Richard Tofel and Dan Kennedy are two of the most careful thinkers in the journalism business, and they make an argument worth taking seriously: reader revenue is the only revenue that makes a newsroom genuinely independent. Not advertising, which bends the newsroom toward what advertisers will tolerate. Not philanthropy, which can be withdrawn. Not government funding — Kennedy has written about both of its failure modes plainly. Reader revenue. People choosing to pay — that is the model that keeps the editor's job description clean.
They're right. The logic holds. And the conclusion that follows — that paywalls are therefore a tool of independence — is where I'd push back.
The Case Worth Taking Seriously
The Tofel/Kennedy premise is grounded. Advertiser pressure is real and well-documented. Billionaire owners have already demonstrated, at The Los Angeles Times and The Washington Post, that their editorial preferences travel with their money. Reader revenue is different: when your audience is the one paying, the only editorial standard you have to meet is theirs.
The Guardian spent years making this argument by example. No paywall. Serve everyone. Ask readers to support the work if they value it. Richard Tofel interviewed The Guardian's head of reader revenue in 2024 and asked exactly the question you'd ask: was the free model ideological or business? The answer was both. The Guardian is a global operation at a scale that doesn't transfer directly to local news — but the principle does. Reader revenue, voluntarily given, produces a different kind of editorial relationship than revenue coerced at a gate.
The Road That Isn't There
Here is where the paywall goes wrong. The reader-revenue-equals-independence argument is correct about the destination. The paywall is not the road.

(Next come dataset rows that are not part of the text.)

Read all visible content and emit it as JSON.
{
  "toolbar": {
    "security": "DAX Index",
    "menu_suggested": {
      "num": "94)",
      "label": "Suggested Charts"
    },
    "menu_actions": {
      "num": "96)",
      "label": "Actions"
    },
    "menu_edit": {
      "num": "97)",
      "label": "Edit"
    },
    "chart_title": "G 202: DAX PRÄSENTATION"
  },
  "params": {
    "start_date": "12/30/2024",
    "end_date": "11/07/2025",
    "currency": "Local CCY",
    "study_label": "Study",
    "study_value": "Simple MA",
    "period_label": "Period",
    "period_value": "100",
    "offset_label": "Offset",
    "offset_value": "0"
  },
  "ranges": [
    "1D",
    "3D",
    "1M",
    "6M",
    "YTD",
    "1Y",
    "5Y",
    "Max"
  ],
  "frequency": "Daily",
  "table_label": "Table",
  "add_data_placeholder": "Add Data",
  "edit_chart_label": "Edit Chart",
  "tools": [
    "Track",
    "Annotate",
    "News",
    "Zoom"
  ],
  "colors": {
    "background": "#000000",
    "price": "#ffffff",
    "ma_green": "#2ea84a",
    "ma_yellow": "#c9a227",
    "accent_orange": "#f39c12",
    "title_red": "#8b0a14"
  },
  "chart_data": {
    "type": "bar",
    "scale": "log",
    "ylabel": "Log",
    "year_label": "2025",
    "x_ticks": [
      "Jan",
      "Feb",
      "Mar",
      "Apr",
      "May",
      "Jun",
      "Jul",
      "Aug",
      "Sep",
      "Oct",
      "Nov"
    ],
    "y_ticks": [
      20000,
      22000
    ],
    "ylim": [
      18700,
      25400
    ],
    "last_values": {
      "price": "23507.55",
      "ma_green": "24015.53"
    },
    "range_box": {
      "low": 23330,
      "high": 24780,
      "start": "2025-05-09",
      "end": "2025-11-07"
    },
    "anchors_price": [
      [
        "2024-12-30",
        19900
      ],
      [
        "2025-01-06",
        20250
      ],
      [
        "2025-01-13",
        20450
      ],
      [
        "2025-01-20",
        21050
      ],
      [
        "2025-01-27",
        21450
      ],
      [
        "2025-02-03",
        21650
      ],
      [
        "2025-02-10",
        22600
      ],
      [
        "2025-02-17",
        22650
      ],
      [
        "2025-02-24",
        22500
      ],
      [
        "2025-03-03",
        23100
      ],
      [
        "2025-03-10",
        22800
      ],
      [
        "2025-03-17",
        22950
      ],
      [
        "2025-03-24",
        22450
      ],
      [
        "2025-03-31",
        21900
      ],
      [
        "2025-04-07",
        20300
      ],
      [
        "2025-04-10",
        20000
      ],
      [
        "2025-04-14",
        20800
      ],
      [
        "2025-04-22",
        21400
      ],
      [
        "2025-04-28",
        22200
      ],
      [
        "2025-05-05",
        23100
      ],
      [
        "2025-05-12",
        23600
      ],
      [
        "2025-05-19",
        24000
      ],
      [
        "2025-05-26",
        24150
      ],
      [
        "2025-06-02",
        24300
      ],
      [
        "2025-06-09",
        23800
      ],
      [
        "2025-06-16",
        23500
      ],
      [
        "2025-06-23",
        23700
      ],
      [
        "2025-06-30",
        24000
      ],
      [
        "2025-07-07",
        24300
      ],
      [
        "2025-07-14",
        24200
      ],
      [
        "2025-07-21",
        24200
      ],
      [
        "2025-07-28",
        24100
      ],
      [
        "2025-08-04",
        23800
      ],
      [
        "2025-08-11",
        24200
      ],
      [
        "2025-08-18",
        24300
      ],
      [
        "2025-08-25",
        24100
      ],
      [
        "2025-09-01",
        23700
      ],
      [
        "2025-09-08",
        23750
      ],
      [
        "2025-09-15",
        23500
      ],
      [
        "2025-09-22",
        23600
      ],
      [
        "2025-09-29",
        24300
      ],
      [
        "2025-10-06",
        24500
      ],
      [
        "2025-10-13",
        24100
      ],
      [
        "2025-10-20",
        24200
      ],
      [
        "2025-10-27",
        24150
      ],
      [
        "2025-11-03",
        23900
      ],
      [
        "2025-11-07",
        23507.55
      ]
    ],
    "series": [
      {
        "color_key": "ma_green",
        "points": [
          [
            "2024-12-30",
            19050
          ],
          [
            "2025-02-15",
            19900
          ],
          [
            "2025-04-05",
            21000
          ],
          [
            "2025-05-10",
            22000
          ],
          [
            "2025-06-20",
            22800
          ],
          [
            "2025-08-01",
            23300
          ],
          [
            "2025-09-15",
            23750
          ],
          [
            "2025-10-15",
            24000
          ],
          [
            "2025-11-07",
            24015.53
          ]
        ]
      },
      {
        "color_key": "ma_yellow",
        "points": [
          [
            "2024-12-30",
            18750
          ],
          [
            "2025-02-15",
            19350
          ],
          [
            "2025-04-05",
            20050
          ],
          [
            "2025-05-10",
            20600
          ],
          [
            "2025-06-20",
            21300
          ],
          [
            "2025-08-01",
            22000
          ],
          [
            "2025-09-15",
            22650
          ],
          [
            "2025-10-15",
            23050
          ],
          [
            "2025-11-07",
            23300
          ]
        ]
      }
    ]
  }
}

Gannett had about 1.45 million paid digital subscribers at the end of Q3 2025. I laid out the math in a piece this morning, but the number is worth keeping close for this argument: across more than two hundred local papers, that's roughly 7,000 subscribers per title, down 26 percent year over year. A newsroom with 7,000 subscribers is not an independent newsroom with reader backing. It is a failing business with a contracting subscriber list. When your digital readership is smaller than a high school enrollment and falling at that rate, the question of advertiser influence is moot. You've already lost the thing that makes editorial independence worth having.
Independence isn't a financial ratio. It's a relationship. The editorial decision to cover a story nobody else will touch only matters if people read the result. A newsroom with 7,000 subscribers — down from 10,000, heading toward 5,000 — has editors making brave calls for an audience that has nearly stopped showing up.
The Distinction They're Missing
Real editorial independence requires two things: enough revenue to operate, and enough readers to matter. Paywalls can, in theory, produce the first. They reliably damage the second. The Salt Lake Tribune implemented a paywall, watched its traffic fall, and reversed course. It is not alone. The documented experience of local news paywalls is consistent: when the gate goes up, most readers leave. Most don't come back.
Mercury Local's answer is to earn the attention first. Build the habit. Become the source people turn to before the algorithm makes the choice for them. The publications that earn that level of attention don't need to choose between serving readers and sustaining the operation — the attention itself is the asset. Independence built on audience is durable. Independence built on a shrinking subscriber list is a countdown.
Tofel and Kennedy are right that independence requires readers. They mean it in the financial sense — reader dollars, not advertiser dollars. I mean it more literally. Independence requires that people read you. A paywall that trades readers for revenue isn't buying independence. It's selling it.